Monday, October 12, 2009

Maps and Information: Words & Pictures Part One


I am teaching a class called Word & Image 1 this fall with the excellently dry + smart graphic designer Heather Corcoran, a longtime colleague. Heather, a writer and designer for information, strategic and brand contexts, is a great teacher–I get a huge charge out of working with her. Our course stresses creative methodology and 2-dimensional design while also working on a diagnostic level to help students identify whether theirs is a more design-centric or image-centric approach to visual communication. (And yes, that pairing begs a few questions; no time to dwell on the vocabulary today.) Sometimes Heather and I run parallel projects, and sometimes we work together on a single one.

At the moment, we are working with students on a shared project: a Zoo System Map, which asks the group to construct a map (understood broadly) using the St. Louis Zoo as a source or a point of departure. The project sheet reads in part:

Like other zoos around the world, the Saint Louis Zoo is a complex place. You might think about it as a system made up of many smaller systems, visible and invisible. These systems organize animals, grounds, employees, and visitors. They include things that curators consider such as as taxonomies of animals and species, and
evolutionary systems. Systems also include things that visitors experience such as walking and train routes and stroller rental programs. There are systems for donor signage, food distribution, and animal health.

The project calls for an oversize printed project, greater than 10" x 16".

As the course title suggests, these maps will have to engage both words and images. Some will emphasize one more than another. Some will be more schematic than depictive; others will stress the pictorial.

As an aid to the group, we are using this space to provide a set of examples. This post will be devoted to the first set, curated and captioned by Ms. Corcoran. These represent a diverse set of maps, which include geographical, numerical and narrative information to varying degrees.

At the top of this post: Example 1. A Glimpse into our Carbon-Filled Future, Good Magazine. Ironic presentation of information; comfortable, friendly, almost childlike presentation belies negative predictions for the future. Note how each axis (x and y) are used; time is horizontal while emissions are vertical, moving from the ground up.


Example 2. Country by Country Abortion Laws, Good Magazine. Map functions partially as a table of information. Compression of geographic detail in favor of clear shapes that are easy for the eye to perceive and compare.

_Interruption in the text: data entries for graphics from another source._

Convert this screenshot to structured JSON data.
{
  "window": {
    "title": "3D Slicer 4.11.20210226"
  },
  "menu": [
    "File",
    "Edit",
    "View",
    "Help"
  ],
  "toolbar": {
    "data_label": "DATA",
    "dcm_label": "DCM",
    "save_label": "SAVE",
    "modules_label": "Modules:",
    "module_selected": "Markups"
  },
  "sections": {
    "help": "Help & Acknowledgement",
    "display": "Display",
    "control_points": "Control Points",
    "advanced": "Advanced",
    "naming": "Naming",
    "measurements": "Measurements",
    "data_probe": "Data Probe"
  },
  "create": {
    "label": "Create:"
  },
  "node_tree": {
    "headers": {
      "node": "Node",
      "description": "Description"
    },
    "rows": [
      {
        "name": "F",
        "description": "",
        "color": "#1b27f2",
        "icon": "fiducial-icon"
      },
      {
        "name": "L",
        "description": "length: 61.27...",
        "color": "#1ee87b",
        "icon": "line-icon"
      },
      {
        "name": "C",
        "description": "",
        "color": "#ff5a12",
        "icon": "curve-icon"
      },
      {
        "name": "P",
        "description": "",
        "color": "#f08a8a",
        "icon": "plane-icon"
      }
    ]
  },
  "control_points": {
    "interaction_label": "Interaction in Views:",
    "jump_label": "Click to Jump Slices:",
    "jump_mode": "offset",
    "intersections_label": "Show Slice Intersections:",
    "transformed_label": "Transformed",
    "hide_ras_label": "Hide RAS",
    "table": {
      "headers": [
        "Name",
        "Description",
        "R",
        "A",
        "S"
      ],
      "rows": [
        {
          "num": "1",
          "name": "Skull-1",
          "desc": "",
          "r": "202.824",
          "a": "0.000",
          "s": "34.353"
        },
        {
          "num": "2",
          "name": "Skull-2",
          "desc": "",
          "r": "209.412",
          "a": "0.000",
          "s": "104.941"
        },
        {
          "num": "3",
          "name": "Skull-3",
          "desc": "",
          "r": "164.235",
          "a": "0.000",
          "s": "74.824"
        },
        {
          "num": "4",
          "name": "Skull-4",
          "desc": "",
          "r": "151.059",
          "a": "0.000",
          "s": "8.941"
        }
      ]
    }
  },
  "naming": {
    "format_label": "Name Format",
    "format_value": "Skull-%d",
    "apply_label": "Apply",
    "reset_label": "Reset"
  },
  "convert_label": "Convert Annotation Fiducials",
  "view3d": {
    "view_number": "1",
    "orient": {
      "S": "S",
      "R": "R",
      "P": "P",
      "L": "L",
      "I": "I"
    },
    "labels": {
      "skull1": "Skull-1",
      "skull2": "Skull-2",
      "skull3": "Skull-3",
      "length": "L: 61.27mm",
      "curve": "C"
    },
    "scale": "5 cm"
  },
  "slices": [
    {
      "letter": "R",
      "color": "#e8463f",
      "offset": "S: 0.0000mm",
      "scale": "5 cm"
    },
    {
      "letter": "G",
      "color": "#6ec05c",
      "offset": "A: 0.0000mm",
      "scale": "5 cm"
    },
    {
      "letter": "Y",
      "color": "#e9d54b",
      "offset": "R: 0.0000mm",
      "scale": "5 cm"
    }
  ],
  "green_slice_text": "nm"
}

Hue changes at each level, as does value.

(Note: I was unfamiliar with Good Magazine. Four of Heather's examples come from that publication, so I looked it up. The editorial statement reads as follows: "GOOD - a platform for people who want to do well by doing good. We stand as independent media in the form of a bold, visually stimulating magazine and website that blend wit and relevant information. We engage and challenge the people, ideas and institutions driving change in the world." The web-delivered infographic section is called Transparency.)



Example 3. Health Care Costs Vary Widely by Region, Robert Wood Johnson Foundation. Effective use of value to convey intensity of spending. (Posted to a useful blog about Information Design, Flowing Data.)

Example 4. On News, Good Magazine. Typographic solution; size of word conveys significance of topic in the headlines. Position of words in composition is random, but size and color are carefully controlled.

Example 5. The First Garden, Good Magazine. Geographic map using illustrative icons.

Example 6. The Sad Tally, designed by Todd Trumbull for the San Francisco Chronicle. Schematic map that combines geographic and other forms of data.

1 comment:

David said...

Heather picked out example 4!!!! Ahh! I hate those things I find them so deceptive I want to slap the person who created it.

We compare things like these visually by seeing their area not their linear dimension (i.e. type size). Not to mention that the length of the phrase, letters contained, and weight of the face all have drastic affects on how the viewer compares the relative sizes of the words. Of course there are ways to make it work but most of the time it doesn't.

As good as Good is this is no exeception. "US Attorney Scandal" is labeled as 2.8% "Iraq" is labeled as 36%, thus Iraq should be nearly 13 times bigger than "US Attorney Scandal"

There is no way that "US Attorney Scandal" could "fit" inside "Iraq" less than 13 times.